At the same time, organizations are struggling to make use of abundant new sources of information. EMC projects that less than 5% of target-rich data is analyzed today, let alone used. Powerful software analytics are creating massive opportunities for innovative companies that are attacking a global Big Data services market that surpassed $125 billion in 2015.
2. EDUCATION TECHNOLOGY: In a Knowledge Economy and Global Marketplace, education makes the difference in terms of how well an individual does, how well a company does, and for that matter, how well a country does. The Internet, combined with ubiquitous smartphones, democratizes education access by lowering cost, and now, improving quality. We are starting to see the rise of what we call “Weapons of Mass Instruction” — rapidly scaling education companies attracting millions of students in a short period of time.
3. SOCIAL-MOBILE: In 2008, the average American spent 2.7 hours per day on digital media. In 2015, we spent 2.8 hours per day on smartphones alone — more time than we used to spend on desktops, laptops, mobile, and other connected devices combined. Over 87% of Millennials sleep with their smartphones and 97% U.S. high school and college students would rather lose every other possession before giving up their smartphone.
Facebook-owned WhatsApp processes a mind-bending 60 billion messages per day while Snapchat (Snap) users upload 9,000 photos per second. Social everything — communication, collaboration, photography, music, shopping, education, and healthcare — is the future and it is going to be done anytime, anywhere on mobile devices. (Disclosure: GSV owns shares in Snap).
4. MARKETPLACES: The foundation of modern economics is Adam Smith’s “invisible hand.” As people make economic decisions in their own self-interest, it ultimately brings economic benefits to others. But the rise of modern information technology and ubiquitous mobile computing has made the invisible hand a lot more collaborative.
On any given night, roughly one million travelers who would have typically checked into a hotel are instead using Airbnb’s marketplace to rent unused houses, apartments, and bedrooms for a better price — and a more unique experience. Millions more are saving time and money by ditching taxis for rides with services like Uber and Lyft. The Internet is exceptionally suited to aggregate supply and demand within an industry, and smartphones amplify the tremendous network effects that can be created. (Disclosure: GSV owns shares in Lyft)

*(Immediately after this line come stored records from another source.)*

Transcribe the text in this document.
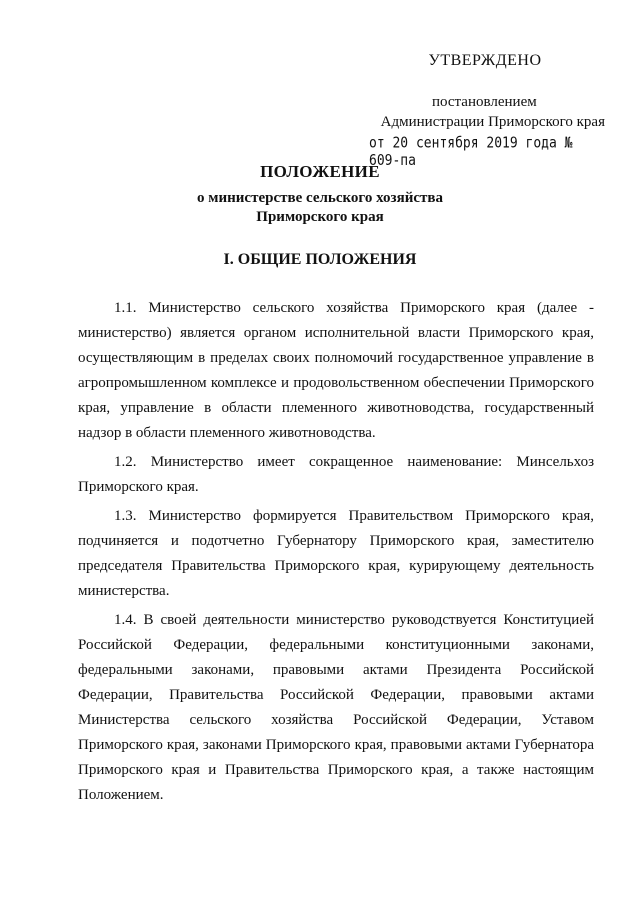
УТВЕРЖДЕНО
постановлением
Администрации Приморского края
от 20 сентября 2019 года № 609-па
ПОЛОЖЕНИЕ
о министерстве сельского хозяйства
Приморского края
I. ОБЩИЕ ПОЛОЖЕНИЯ

1.1. Министерство сельского хозяйства Приморского края (далее - министерство) является органом исполнительной власти Приморского края, осуществляющим в пределах своих полномочий государственное управление в агропромышленном комплексе и продовольственном обеспечении Приморского края, управление в области племенного животноводства, государственный надзор в области племенного животноводства.

1.2. Министерство имеет сокращенное наименование: Минсельхоз Приморского края.

1.3. Министерство формируется Правительством Приморского края, подчиняется и подотчетно Губернатору Приморского края, заместителю председателя Правительства Приморского края, курирующему деятельность министерства.

1.4. В своей деятельности министерство руководствуется Конституцией Российской Федерации, федеральными конституционными законами, федеральными законами, правовыми актами Президента Российской Федерации, Правительства Российской Федерации, правовыми актами Министерства сельского хозяйства Российской Федерации, Уставом Приморского края, законами Приморского края, правовыми актами Губернатора Приморского края и Правительства Приморского края, а также настоящим Положением.
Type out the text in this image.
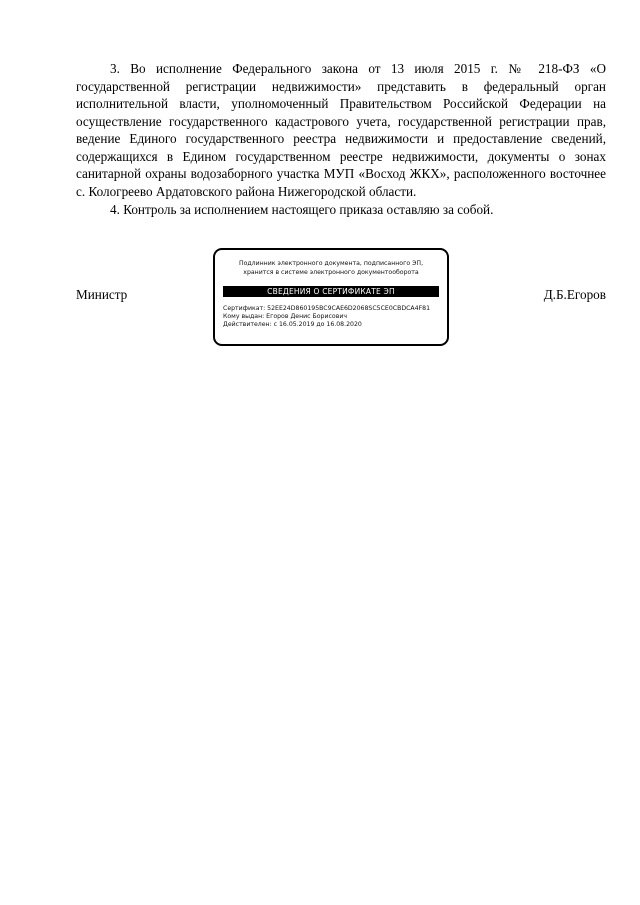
3. Во исполнение Федерального закона от 13 июля 2015 г. № 218-ФЗ «О государственной регистрации недвижимости» представить в федеральный орган исполнительной власти, уполномоченный Правительством Российской Федерации на осуществление государственного кадастрового учета, государственной регистрации прав, ведение Единого государственного реестра недвижимости и предоставление сведений, содержащихся в Едином государственном реестре недвижимости, документы о зонах санитарной охраны водозаборного участка МУП «Восход ЖКХ», расположенного восточнее с. Кологреево Ардатовского района Нижегородской области.

4. Контроль за исполнением настоящего приказа оставляю за собой.

Министр
Подлинник электронного документа, подписанного ЭП,
хранится в системе электронного документооборота
СВЕДЕНИЯ О СЕРТИФИКАТЕ ЭП
Сертификат: 52EE24D860195BC9CAE6D2068SC5CE0CBDCA4F81
Кому выдан: Егоров Денис Борисович
Действителен: с 16.05.2019 до 16.08.2020
Д.Б.Егоров
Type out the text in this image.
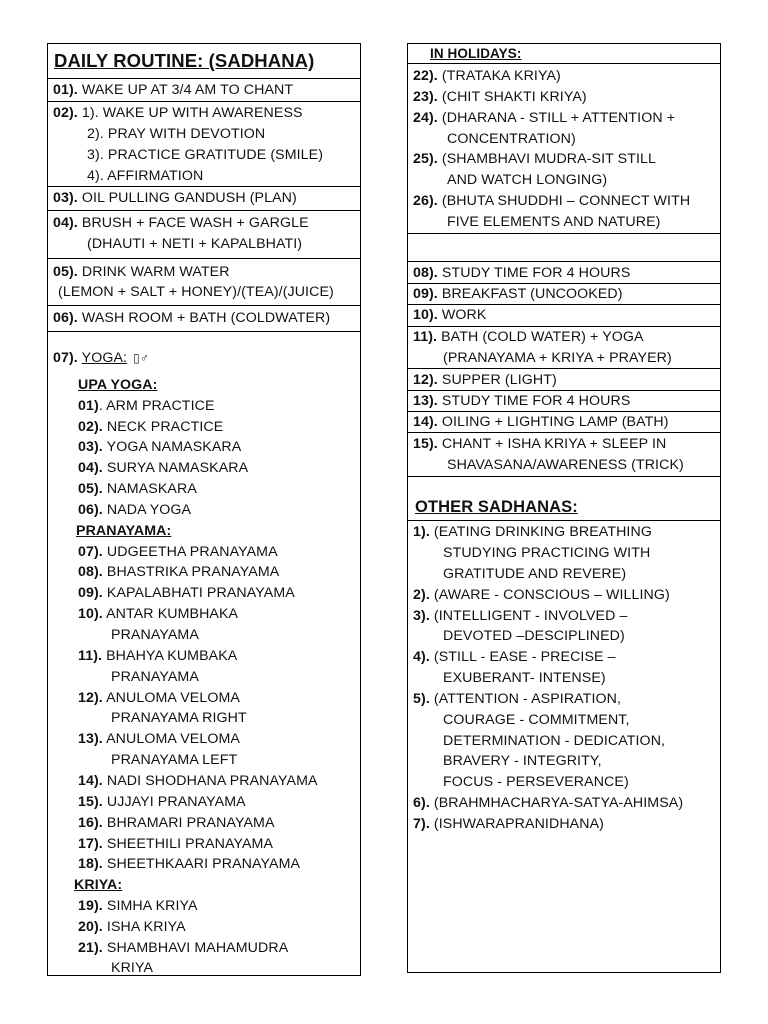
DAILY ROUTINE: (SADHANA)
01). WAKE UP AT 3/4 AM TO CHANT
02). 1). WAKE UP WITH AWARENESS
2). PRAY WITH DEVOTION
3). PRACTICE GRATITUDE (SMILE)
4). AFFIRMATION
03). OIL PULLING GANDUSH (PLAN)
04). BRUSH + FACE WASH + GARGLE
(DHAUTI + NETI + KAPALBHATI)
05). DRINK WARM WATER
(LEMON + SALT + HONEY)/(TEA)/(JUICE)
06). WASH ROOM + BATH (COLDWATER)
07). YOGA: ▯♂
UPA YOGA:
01). ARM PRACTICE
02). NECK PRACTICE
03). YOGA NAMASKARA
04). SURYA NAMASKARA
05). NAMASKARA
06). NADA YOGA
PRANAYAMA:
07). UDGEETHA PRANAYAMA
08). BHASTRIKA PRANAYAMA
09). KAPALABHATI PRANAYAMA
10). ANTAR KUMBHAKA
PRANAYAMA
11). BHAHYA KUMBAKA
PRANAYAMA
12). ANULOMA VELOMA
PRANAYAMA RIGHT
13). ANULOMA VELOMA
PRANAYAMA LEFT
14). NADI SHODHANA PRANAYAMA
15). UJJAYI PRANAYAMA
16). BHRAMARI PRANAYAMA
17). SHEETHILI PRANAYAMA
18). SHEETHKAARI PRANAYAMA
KRIYA:
19). SIMHA KRIYA
20). ISHA KRIYA
21). SHAMBHAVI MAHAMUDRA
KRIYA
IN HOLIDAYS:
22). (TRATAKA KRIYA)
23). (CHIT SHAKTI KRIYA)
24). (DHARANA - STILL + ATTENTION +
CONCENTRATION)
25). (SHAMBHAVI MUDRA-SIT STILL
AND WATCH LONGING)
26). (BHUTA SHUDDHI – CONNECT WITH
FIVE ELEMENTS AND NATURE)
08). STUDY TIME FOR 4 HOURS
09). BREAKFAST (UNCOOKED)
10). WORK
11). BATH (COLD WATER) + YOGA
(PRANAYAMA + KRIYA + PRAYER)
12). SUPPER (LIGHT)
13). STUDY TIME FOR 4 HOURS
14). OILING + LIGHTING LAMP (BATH)
15). CHANT + ISHA KRIYA + SLEEP IN
SHAVASANA/AWARENESS (TRICK)
OTHER SADHANAS:
1). (EATING DRINKING BREATHING
STUDYING PRACTICING WITH
GRATITUDE AND REVERE)
2). (AWARE - CONSCIOUS – WILLING)
3). (INTELLIGENT - INVOLVED –
DEVOTED –DESCIPLINED)
4). (STILL - EASE - PRECISE –
EXUBERANT- INTENSE)
5). (ATTENTION - ASPIRATION,
COURAGE - COMMITMENT,
DETERMINATION - DEDICATION,
BRAVERY - INTEGRITY,
FOCUS - PERSEVERANCE)
6). (BRAHMHACHARYA-SATYA-AHIMSA)
7). (ISHWARAPRANIDHANA)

5. SUSTAINABILITY: The good news is that the world’s middle class will more than double to five billion over the next 15 years. The bad news is that the strain this will put on the environment will be extreme, with wealthier people traveling more, consuming more, and using more electricity for everything — from air conditioning to lighting larger homes. Sustainability is not just green technology — it is water and wellness. There is no longer a debate between being “green” or “growing” — both are important.